Het zou
al te makkelijk zijn om na lezing van Hotel
Rozenstok te zeggen: Christophe Vekeman, stop met schrijven. De
hoofdpersoon heeft dezelfde naam als de schrijver en het plot draait om zijn
beslissing te stoppen met schrijven. Zijn kortstondig opgeflakkerde
populariteit is tanende, hij heeft het vertrouwen verloren dat het nog wat
wordt. Na een mislukte sollicitatie vertrekt de Vlaming naar een hotel in
Nederland om te bedenken hoe het verder moet in zijn leven.

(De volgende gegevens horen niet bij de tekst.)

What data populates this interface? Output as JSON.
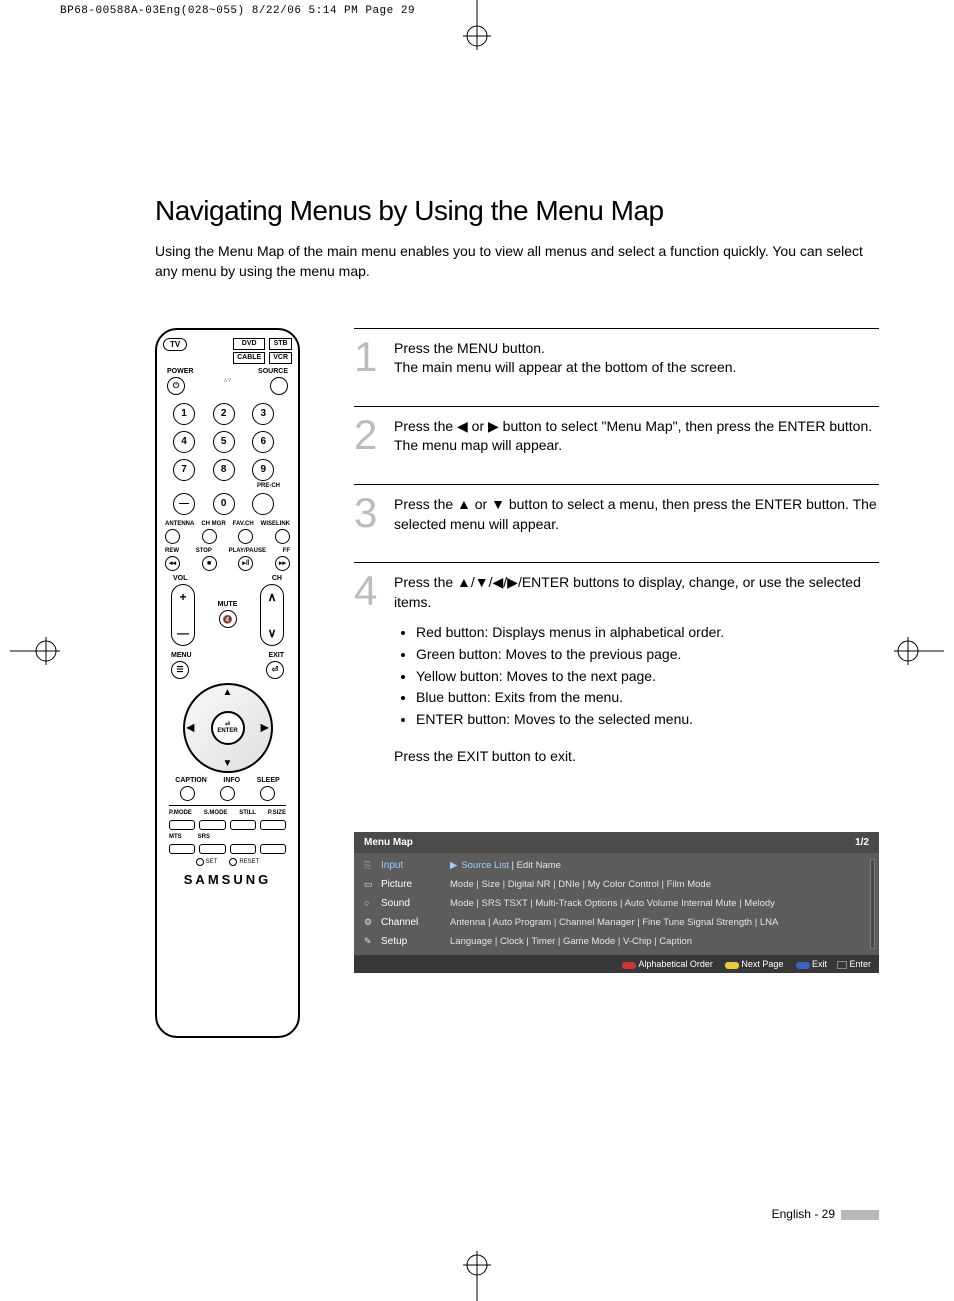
{
  "crop_header": "BP68-00588A-03Eng(028~055)  8/22/06  5:14 PM  Page 29",
  "title": "Navigating Menus by Using the Menu Map",
  "intro": "Using the Menu Map of the main menu enables you to view all menus and select a function quickly. You can select any menu by using the menu map.",
  "remote": {
    "tv": "TV",
    "devices": [
      "DVD",
      "STB",
      "CABLE",
      "VCR"
    ],
    "power": "POWER",
    "source": "SOURCE",
    "prech": "PRE-CH",
    "row_labels": [
      "ANTENNA",
      "CH MGR",
      "FAV.CH",
      "WISELINK"
    ],
    "play_labels": [
      "REW",
      "STOP",
      "PLAY/PAUSE",
      "FF"
    ],
    "vol": "VOL",
    "ch": "CH",
    "mute": "MUTE",
    "menu": "MENU",
    "exit": "EXIT",
    "enter": "ENTER",
    "bottom_labels": [
      "CAPTION",
      "INFO",
      "SLEEP"
    ],
    "grid_labels": [
      "P.MODE",
      "S.MODE",
      "STILL",
      "P.SIZE"
    ],
    "mts_srs": [
      "MTS",
      "SRS"
    ],
    "set": "SET",
    "reset": "RESET",
    "brand": "SAMSUNG"
  },
  "steps": [
    {
      "n": "1",
      "text": "Press the MENU button.\nThe main menu will appear at the bottom of the screen."
    },
    {
      "n": "2",
      "text": "Press the ◀ or ▶ button to select \"Menu Map\", then press the ENTER button. The menu map will appear."
    },
    {
      "n": "3",
      "text": "Press the ▲ or ▼ button to select a menu, then press the ENTER button. The selected menu will appear."
    },
    {
      "n": "4",
      "text": "Press the ▲/▼/◀/▶/ENTER buttons to display, change, or use the selected items.",
      "bullets": [
        "Red button: Displays menus in alphabetical order.",
        "Green button: Moves to the previous page.",
        "Yellow button: Moves to the next page.",
        "Blue button: Exits from the menu.",
        "ENTER button: Moves to the selected menu."
      ],
      "exit": "Press the EXIT button to exit."
    }
  ],
  "osd": {
    "title": "Menu Map",
    "page": "1/2",
    "rows": [
      {
        "icon": "⎘",
        "label": "Input",
        "items": "Source List | Edit Name",
        "active": true
      },
      {
        "icon": "▭",
        "label": "Picture",
        "items": "Mode | Size | Digital NR | DNIe | My Color Control | Film Mode"
      },
      {
        "icon": "○",
        "label": "Sound",
        "items": "Mode | SRS TSXT | Multi-Track Options | Auto Volume Internal Mute | Melody"
      },
      {
        "icon": "⚙",
        "label": "Channel",
        "items": "Antenna | Auto Program | Channel Manager | Fine Tune Signal Strength | LNA"
      },
      {
        "icon": "✎",
        "label": "Setup",
        "items": "Language | Clock | Timer | Game Mode | V-Chip | Caption"
      }
    ],
    "foot": {
      "alpha": "Alphabetical Order",
      "next": "Next Page",
      "exit": "Exit",
      "enter": "Enter"
    }
  },
  "pagenum": "English - 29"
}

En passant geeft
hij het drinken eraan. Het is dat hotel dat hij óf iets zo vreemds meemaakt dat
hij weer gaat schrijven óf zich iets zo vreemds inbeeldt dat hij weer gaat
schrijven. Dat wordt niet helemaal duidelijk. Alleen dat hij toch weer gaat
schrijven is duidelijk.
Het zou
dus te makkelijk zijn om de hoop uit te spreken dat Vekeman bij zijn besluit
was gebleven. Maar het is een feit dat deze roman me een stuk minder beviel dan
eerder werk, zoals Een uitzonderlijke
vrouw uit 2012 dat ik de beste vond van de drie romans die ik heb gelezen
(of beter: vier, met Hotel Rozenstok
erbij). Vekeman slaagt daarin een portret van een vrouw te schetsen die zelf
decennialang het gevoel heeft boven de middelmaat uit te stijgen, dat een heel
boek lang intrigerend blijft omdat je net niet helemaal de vinger achter de
oorzaak van haar gekte krijgt. Laat ik zeggen dat ik hoop dat de auteur de
volgende keer weer met iets dergelijks komt.
Wat
mijn bezwaren tegen dit boek zijn? Het gegoochel met een alter ego heb ik vaker
gezien – en vaak beter. Vekeman doet er weinig indrukwekkends mee. Of ik moet,
als Nederlander, te weinig weten van zijn publieke imago in Vlaanderen.
Misschien zie ik de verwijzingen niet. Ook geeft het voortdurende redeneren van
de hoofdpersoon met zichzelf de stijl iets langdradigs. Maar het ergste is nog
wel de mislukte humor. De karikaturale beschrijving van personages als
Cathérine, de uitbaatster van het hotel, de plaatselijke barman of de vrouw bij
wie hij gaat solliciteren: die zijn allemaal te bedacht, te geforceerd, te nep.
Toch is
er een reden waarom ik blij tot het einde te hebben doorgelezen (want zo slecht
dat ik er voortijdig mee stopte, zoals in dit geval, vond ik het blijkbaar
niet). Dat is de liefdesverklaring aan Wanda op letterlijk de laatste pagina.
'...en ik prevelde zacht in haar nek dat ik van haar hield. Ik hield van haar,
ik hou van je; de woorden waren ontoereikend, maar ze zijn ontoereikend
genoeg.' Die woordspeling met 'ontoereikend' geeft de uitdrukking iets
origineels waardoor deze mij oprecht wist te roeren.
2 opmerkingen:
Oh wat fijn, je verwoordt mijn mening precies!
Dit was wel het eerste boek dat ik las van Vekeman, misschien moet ik me toch ook maar wagen aan Een uitzonderlijke vrouw...
En ik maar opzoek naar hotel rozenstok, om te kijken wat voor soort hotel het is. Blijkt het een boek te zijn!